Primitive Man may only be a three-piece outfit, but make one hell of a lot of noise. Dissonant guitars, ear-piercing feedback, crashing drums, guttural growls – these are Primitive Man's modus operandi when it comes to making music. They don't hold back and they certainly don't write catchy hooks and sing-along choruses - Primitive Man's “songs” are dark, depressive and destructive.
Clearly not satisfied with the abrasive and crushing “Scorn”, Primitive Man have turned things up another notch, producing an album dripping with so much hatred and bile that you couldn't really come up with a more appropriate name for it than “Caustic”. At times this album is akin to pouring sulphuric acid directly onto your ear drums.
Opener “My Will” wastes no time in getting straight down to business, immediately pummelling our ear drums and our souls with its evil-sounding guitars, crashing drumbeats and demonic vocals, with follow-up track “Victim” kicking you while you're down. The titular track “Caustic” is actually just forty-two seconds of noise, but this may be a an effective statement in itself. There is little to tell the rest of the tracks apart, as all seem to form one single whole, a hellish nightmare of sound, remorseless and relentless. “Caustic” is a gradual descent into madness, a pure and primitive expression of hatred and rage, darkness and despair, pure hostility painted on a canvas of horror.
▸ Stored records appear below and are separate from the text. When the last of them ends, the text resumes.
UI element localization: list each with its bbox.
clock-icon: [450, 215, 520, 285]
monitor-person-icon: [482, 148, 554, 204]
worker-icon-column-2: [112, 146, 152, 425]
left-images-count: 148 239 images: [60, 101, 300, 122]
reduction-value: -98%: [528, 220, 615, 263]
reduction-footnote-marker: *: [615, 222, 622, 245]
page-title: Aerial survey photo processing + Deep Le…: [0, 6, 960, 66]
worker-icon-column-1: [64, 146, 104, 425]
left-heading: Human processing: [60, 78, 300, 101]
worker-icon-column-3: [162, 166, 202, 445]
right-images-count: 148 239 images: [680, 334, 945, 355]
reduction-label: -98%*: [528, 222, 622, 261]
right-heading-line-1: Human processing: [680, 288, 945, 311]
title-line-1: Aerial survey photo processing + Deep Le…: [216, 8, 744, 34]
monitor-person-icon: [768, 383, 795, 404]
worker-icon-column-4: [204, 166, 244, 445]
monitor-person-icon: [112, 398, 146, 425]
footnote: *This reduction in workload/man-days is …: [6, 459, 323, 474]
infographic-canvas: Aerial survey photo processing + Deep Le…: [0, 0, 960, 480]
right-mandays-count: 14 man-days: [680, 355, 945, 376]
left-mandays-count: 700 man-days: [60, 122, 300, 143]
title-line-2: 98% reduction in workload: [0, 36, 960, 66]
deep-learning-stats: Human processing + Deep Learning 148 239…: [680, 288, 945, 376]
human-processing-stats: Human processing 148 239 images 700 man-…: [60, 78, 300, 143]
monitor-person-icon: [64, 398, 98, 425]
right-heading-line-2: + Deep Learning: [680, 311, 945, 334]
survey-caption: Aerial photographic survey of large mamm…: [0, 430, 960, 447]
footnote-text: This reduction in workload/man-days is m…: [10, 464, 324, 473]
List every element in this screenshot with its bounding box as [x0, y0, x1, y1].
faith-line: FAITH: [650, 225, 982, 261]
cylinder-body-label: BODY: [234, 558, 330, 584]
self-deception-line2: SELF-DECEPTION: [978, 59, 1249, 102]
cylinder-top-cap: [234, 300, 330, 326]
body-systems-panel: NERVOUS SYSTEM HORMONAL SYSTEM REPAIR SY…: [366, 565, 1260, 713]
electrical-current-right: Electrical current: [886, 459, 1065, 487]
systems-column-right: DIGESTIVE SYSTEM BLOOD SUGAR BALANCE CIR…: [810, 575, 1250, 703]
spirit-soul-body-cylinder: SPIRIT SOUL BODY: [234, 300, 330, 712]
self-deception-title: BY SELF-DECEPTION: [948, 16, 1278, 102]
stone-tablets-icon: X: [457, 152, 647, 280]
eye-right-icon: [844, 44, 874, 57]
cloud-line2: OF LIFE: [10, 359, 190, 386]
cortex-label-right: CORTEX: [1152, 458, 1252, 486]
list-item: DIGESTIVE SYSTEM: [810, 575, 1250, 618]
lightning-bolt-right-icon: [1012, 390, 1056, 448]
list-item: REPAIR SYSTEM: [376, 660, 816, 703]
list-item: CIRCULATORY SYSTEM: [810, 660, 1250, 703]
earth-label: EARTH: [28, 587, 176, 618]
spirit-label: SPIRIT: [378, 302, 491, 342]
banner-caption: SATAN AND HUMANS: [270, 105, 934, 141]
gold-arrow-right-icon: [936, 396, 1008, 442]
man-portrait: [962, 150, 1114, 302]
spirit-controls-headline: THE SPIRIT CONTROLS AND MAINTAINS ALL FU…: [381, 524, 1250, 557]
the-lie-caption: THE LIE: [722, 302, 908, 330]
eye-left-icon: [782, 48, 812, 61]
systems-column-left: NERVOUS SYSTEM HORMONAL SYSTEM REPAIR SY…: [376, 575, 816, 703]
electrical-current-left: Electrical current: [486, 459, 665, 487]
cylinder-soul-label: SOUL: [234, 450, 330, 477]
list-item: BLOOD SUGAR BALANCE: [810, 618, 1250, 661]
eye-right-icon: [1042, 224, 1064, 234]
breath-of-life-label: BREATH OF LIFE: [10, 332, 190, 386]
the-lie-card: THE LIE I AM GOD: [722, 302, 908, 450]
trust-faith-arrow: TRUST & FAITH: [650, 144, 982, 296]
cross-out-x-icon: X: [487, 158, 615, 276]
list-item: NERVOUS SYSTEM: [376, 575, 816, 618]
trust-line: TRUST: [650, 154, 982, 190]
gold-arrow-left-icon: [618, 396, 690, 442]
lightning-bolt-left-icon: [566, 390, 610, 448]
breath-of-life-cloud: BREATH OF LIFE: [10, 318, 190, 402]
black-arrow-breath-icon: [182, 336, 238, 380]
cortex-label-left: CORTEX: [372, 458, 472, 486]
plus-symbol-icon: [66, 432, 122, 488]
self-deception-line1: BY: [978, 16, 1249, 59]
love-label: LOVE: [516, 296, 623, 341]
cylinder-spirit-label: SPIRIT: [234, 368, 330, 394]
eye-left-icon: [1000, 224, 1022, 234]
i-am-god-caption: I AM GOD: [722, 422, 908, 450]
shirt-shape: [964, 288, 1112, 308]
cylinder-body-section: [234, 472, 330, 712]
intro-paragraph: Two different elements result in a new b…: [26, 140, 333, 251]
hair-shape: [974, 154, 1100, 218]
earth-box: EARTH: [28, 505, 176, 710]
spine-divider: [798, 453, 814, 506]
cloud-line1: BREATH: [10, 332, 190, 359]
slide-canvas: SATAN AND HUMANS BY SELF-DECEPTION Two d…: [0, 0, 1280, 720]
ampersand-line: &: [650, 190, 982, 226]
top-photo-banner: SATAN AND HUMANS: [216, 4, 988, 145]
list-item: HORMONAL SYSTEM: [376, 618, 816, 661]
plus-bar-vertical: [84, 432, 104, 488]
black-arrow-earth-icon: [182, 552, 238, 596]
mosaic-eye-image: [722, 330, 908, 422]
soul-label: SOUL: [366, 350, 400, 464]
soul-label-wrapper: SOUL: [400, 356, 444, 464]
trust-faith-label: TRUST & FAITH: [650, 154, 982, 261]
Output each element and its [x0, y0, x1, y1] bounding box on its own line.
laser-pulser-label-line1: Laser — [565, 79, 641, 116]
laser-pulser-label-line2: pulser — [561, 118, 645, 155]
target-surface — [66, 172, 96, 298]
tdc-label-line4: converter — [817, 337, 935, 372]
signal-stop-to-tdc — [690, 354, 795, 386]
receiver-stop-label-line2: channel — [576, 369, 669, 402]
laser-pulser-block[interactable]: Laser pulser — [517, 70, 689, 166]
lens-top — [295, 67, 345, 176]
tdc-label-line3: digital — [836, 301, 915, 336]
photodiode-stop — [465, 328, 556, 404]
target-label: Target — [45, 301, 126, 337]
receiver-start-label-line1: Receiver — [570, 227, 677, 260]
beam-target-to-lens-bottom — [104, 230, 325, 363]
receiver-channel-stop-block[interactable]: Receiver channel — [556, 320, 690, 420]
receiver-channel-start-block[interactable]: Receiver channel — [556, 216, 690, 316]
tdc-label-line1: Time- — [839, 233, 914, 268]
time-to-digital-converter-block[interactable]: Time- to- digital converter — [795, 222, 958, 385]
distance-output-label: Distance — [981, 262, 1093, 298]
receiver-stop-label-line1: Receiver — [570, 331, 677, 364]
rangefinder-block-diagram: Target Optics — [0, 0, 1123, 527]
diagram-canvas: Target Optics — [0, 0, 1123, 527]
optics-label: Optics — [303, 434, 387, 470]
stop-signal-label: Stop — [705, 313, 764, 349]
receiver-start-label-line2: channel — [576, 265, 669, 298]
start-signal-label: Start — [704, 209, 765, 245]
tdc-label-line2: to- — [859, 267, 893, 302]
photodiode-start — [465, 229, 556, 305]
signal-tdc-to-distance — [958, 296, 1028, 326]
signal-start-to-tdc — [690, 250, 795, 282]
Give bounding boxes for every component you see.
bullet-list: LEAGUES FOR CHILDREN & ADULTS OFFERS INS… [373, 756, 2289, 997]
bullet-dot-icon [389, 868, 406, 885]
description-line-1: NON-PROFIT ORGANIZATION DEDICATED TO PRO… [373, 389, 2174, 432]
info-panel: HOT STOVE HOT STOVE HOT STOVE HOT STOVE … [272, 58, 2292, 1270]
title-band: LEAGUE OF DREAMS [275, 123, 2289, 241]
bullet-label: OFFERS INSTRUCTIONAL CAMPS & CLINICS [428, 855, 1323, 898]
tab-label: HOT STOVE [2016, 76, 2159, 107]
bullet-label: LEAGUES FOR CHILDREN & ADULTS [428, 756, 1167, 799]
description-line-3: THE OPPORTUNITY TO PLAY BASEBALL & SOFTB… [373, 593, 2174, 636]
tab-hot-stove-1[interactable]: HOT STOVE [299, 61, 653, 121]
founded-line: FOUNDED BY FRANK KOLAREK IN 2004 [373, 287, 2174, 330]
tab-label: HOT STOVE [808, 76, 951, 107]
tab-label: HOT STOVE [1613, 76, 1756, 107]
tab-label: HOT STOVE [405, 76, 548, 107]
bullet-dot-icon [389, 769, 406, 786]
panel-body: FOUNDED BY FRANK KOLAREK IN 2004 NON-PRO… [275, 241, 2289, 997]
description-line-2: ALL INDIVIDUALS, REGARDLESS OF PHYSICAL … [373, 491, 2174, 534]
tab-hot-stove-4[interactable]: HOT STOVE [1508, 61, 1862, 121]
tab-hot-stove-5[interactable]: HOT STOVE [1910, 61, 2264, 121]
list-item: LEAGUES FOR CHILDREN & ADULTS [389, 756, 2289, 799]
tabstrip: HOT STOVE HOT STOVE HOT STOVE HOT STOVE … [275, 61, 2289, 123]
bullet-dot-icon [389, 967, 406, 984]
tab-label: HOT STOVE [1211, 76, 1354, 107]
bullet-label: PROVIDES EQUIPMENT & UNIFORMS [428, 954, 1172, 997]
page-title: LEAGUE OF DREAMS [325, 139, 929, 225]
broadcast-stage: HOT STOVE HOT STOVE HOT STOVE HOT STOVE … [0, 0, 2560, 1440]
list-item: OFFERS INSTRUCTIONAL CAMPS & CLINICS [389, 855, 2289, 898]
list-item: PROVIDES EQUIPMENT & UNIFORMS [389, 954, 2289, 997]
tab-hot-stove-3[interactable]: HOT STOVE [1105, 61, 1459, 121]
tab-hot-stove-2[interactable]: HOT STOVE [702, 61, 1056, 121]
Caustic really is corrosive to the core. If this album came in liquid form it would eat “right through the hull”. Xenomorph blood has nothing on this record. This album may be 'primitive', but it's not unsophisticated – this is a solid sludge metal effort that impresses with its sheer nastiness. If there was a place where happiness and positivity went to die, then “Caustic” would be it.